Train for Flat Abs: Bicycle
You want four to eight key moves in each workout. Be sure to target the upper and lower abs, the oblique muscles along your sides, and the back. The “bicycle” is one of the best. Lie on your back and “pedal” in the air. Raise one shoulder as if trying to touch the opposite knee. Repeat on the opposite side for two sets of 12 reps. Keep your elbows back, and your lower back on the floor.
The crunch is a classic because it works. Lie on your back, knees bent and feet flat on the floor. Put your hands behind your head, elbows facing out. With your low back on the floor, use your ab muscles to lift your upper body as far as you can. Hold the pose, then slowly return to the floor. Do three sets of 10-12 reps. Rest for 30 seconds in between all ab exercises.

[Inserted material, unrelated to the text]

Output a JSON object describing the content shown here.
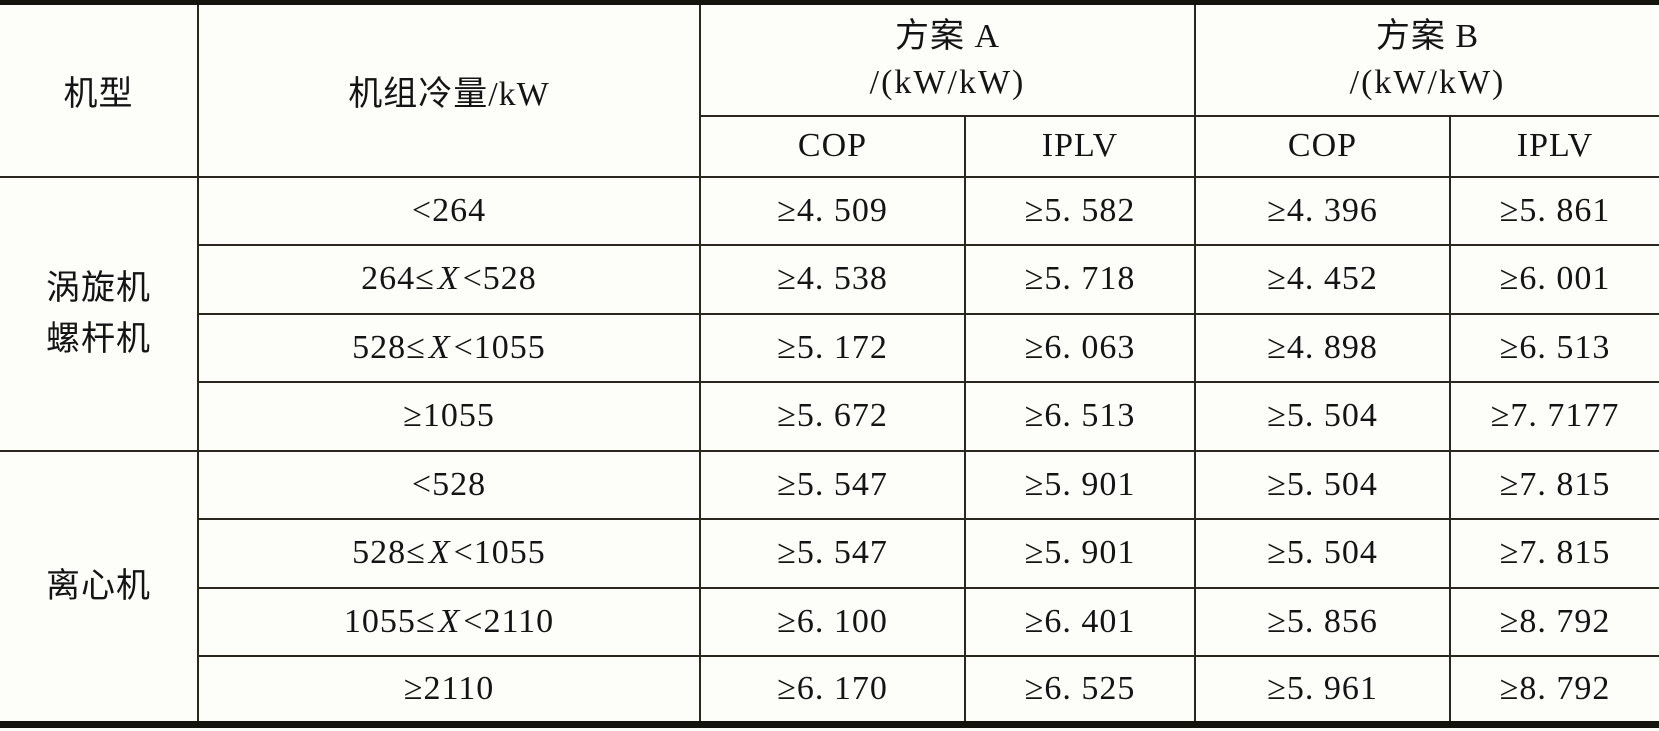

The reverse crunch targets the lower abs, which are tough to tone. Keep your arms at your sides, palms down. Use the abs to lift the legs, bringing the knees directly over the hips. Contract the abs further, and raise your hips and lower back off the mat, knees toward your face. Hold briefly before lowering back to the mat. Don’t let your feet touch the floor. Do three sets of 10-12 reps.
Grab a dumbbell, medicine ball, or cable weight system. Choose enough weight to work the muscle to fatigue within 12 reps. Kneel on one knee with the other foot forward. Use both hands to lift the weight up over your shoulder, on the foot-forward side. Don’t turn your torso. Slowly lower the weight to opposite hip. Head, hips, and torso should face forward at all times. Do eight to 12 reps before switching sides.
Choose a medicine ball or dumbbell. In a sitting position, lean back slightly and engage the abs, with your knees bent and heels touching the floor. Hold the weight close to your body, and slowly twist your torso to one side. Pause briefly before rotating to the opposite side. Contract the abs deeply as you twist. Work up to three sets of 12 reps.
Abs and Pecs: Dumbbell Fly
To look good shirtless, you’ll want chiseled pecs along with flat abs. Here’s a move that targets both areas. Sit on a stability ball holding dumbbells. Walk your feet forward and lie back until your head and upper back rest on the ball. Hold the dumbbells directly above your elbows. Tighten the abs and push the dumbbells straight up. Slowly swing the arms out and in — extended but not locked. Do three sets of 8-12 reps.
Abs and Back: Front Plank
As you build steely abs, be sure your back keeps pace. The plank gets the job done. Lie on your stomach with your forearms on the floor. Keep the elbows bent and under your shoulders. Use your core muscles to lift your torso and thighs off the floor, tightly contracting your butt and your abs. Hold for 5 and work up to 30 to 60 seconds before lowering to the floor. Do three sets, resting 20 to 30 seconds in between. Stop immediately if you feel any lower back pain.
Abs and Back: Bird-Dog
Kneel on your hands and knees, with your fingers facing forward. Tighten the core muscles, and raise the right leg until it is parallel with the floor, not higher than the hip. At the same time, raise the left arm until it is parallel to the floor. Hold briefly. Then lower to starting position, and repeat on the other side. One rep includes a full cycle of both sides. Do three sets of 8-12 reps.
Abs and Legs: Knee Tucks
This move starts with your stomach on a stability ball, hands and feet on the floor. Engage the abs. Now walk your hands forward until you form a rigid plank, ankles resting on the ball. Don’t let the low back sag. Slowly, tuck your knees into your chest. Hold briefly, then slowly return to a plank position. Expect the ball to roll forward and back with your moves.